The Topography of Absence
The Asian American Art Centre
Curated by Katarina Wong
Nov 19 - Dec 31 2004
Topography traditionally maps a land for the purpose of making it understandable and navigable. Through topography, one can “read” a landscape, making known what was previously unknown through a series of relationships and contexts. But as a form of mapping, topographies can be used to chart any realm of the unknown or unseen, not merely of the “natural” world.
In this exhibition, artists delve into a different kind of world, the landscape of absence made up by the overlooked actions, impulses and accumulations of our daily existence. Steven Gwon, Amy Kao, Shin il Kim, Cynthia Lin, and Lisa Young use their work as a means of studying the topography of their lives, and in it, find those “absences” to be a kind of fullness instead.
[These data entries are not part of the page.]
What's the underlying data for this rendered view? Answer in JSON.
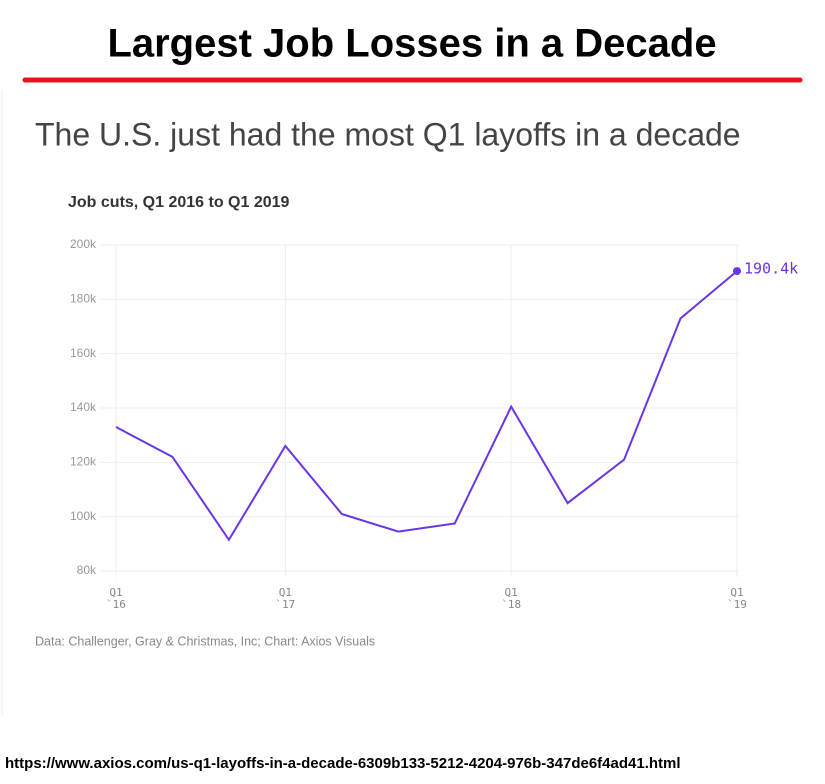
{
  "header": "Largest Job Losses in a Decade",
  "url": "https://www.axios.com/us-q1-layoffs-in-a-decade-6309b133-5212-4204-976b-347de6f4ad41.html",
  "chart_data": {
    "type": "line",
    "title": "The U.S. just had the most Q1 layoffs in a decade",
    "subtitle": "Job cuts, Q1 2016 to Q1 2019",
    "source": "Data: Challenger, Gray & Christmas, Inc; Chart: Axios Visuals",
    "categories": [
      "Q1\n`16",
      null,
      null,
      "Q1\n`17",
      null,
      null,
      null,
      "Q1\n`18",
      null,
      null,
      null,
      "Q1\n`19"
    ],
    "series": [
      {
        "name": "Job cuts",
        "color": "#6a35e8",
        "values": [
          133000,
          122000,
          91500,
          126000,
          101000,
          94500,
          97500,
          140500,
          105000,
          121000,
          173000,
          190400
        ],
        "value_labels": [
          null,
          null,
          null,
          null,
          null,
          null,
          null,
          null,
          null,
          null,
          null,
          "190.4k"
        ]
      }
    ],
    "ylim": [
      80000,
      200000
    ],
    "yticks": [
      {
        "value": 80000,
        "label": "80k"
      },
      {
        "value": 100000,
        "label": "100k"
      },
      {
        "value": 120000,
        "label": "120k"
      },
      {
        "value": 140000,
        "label": "140k"
      },
      {
        "value": 160000,
        "label": "160k"
      },
      {
        "value": 180000,
        "label": "180k"
      },
      {
        "value": 200000,
        "label": "200k"
      }
    ],
    "grid": true
  }
}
I have chosen work that allows us to experience unexpected wonder in the very mundanity of our lives.
Formally, this exhibition, upon first glance, may seem almost absent. Each of the artists works either completely in white or so delicately, that the pieces require a second glance to fully be appreciated. Inspiration is found in seemingly mundane experiences or what’s leftover from them: whether it’s drawing based on lint and dust; fortunes collected over the years from fortune cookies to create a kind of “found” poetry; the action of noticing the sun’s rising and setting captured in drawings of undulating patterns; the act of repeated prostration recreated as a minimal video or camouflage-based installation that reveals as much as it conceals.
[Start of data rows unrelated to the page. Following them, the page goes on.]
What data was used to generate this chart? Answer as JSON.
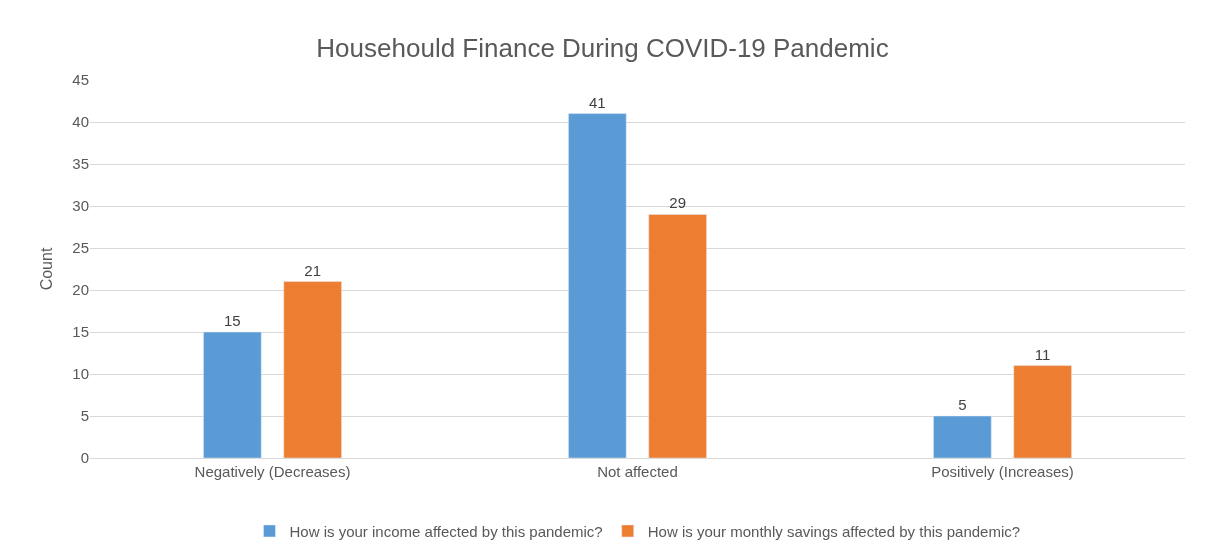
{
  "chart_data": {
    "type": "bar",
    "title": "Househould Finance During COVID-19 Pandemic",
    "ylabel": "Count",
    "categories": [
      "Negatively (Decreases)",
      "Not affected",
      "Positively (Increases)"
    ],
    "series": [
      {
        "name": "How is your income affected by this pandemic?",
        "color": "#5b9bd5",
        "values": [
          15,
          41,
          5
        ]
      },
      {
        "name": "How is your monthly savings affected by this pandemic?",
        "color": "#ed7d31",
        "values": [
          21,
          29,
          11
        ]
      }
    ],
    "ylim": [
      0,
      45
    ],
    "yticks": [
      0,
      5,
      10,
      15,
      20,
      25,
      30,
      35,
      40,
      45
    ],
    "grid": "y",
    "legend": "bottom",
    "data_labels": true
  }
}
Each of these artists argues for shifting attention to small gestures and overlooked patterns as a means of coming closer to their essences. They remind us that there are worlds to be discovered, even in the most mundane of our experiences. What seems to be absence may actually be filled with meaning and wonder.
In this exhibition, topography is not only used to describe the physical world, but is an attempt to create a context for the seemingly random ephemera in our lives.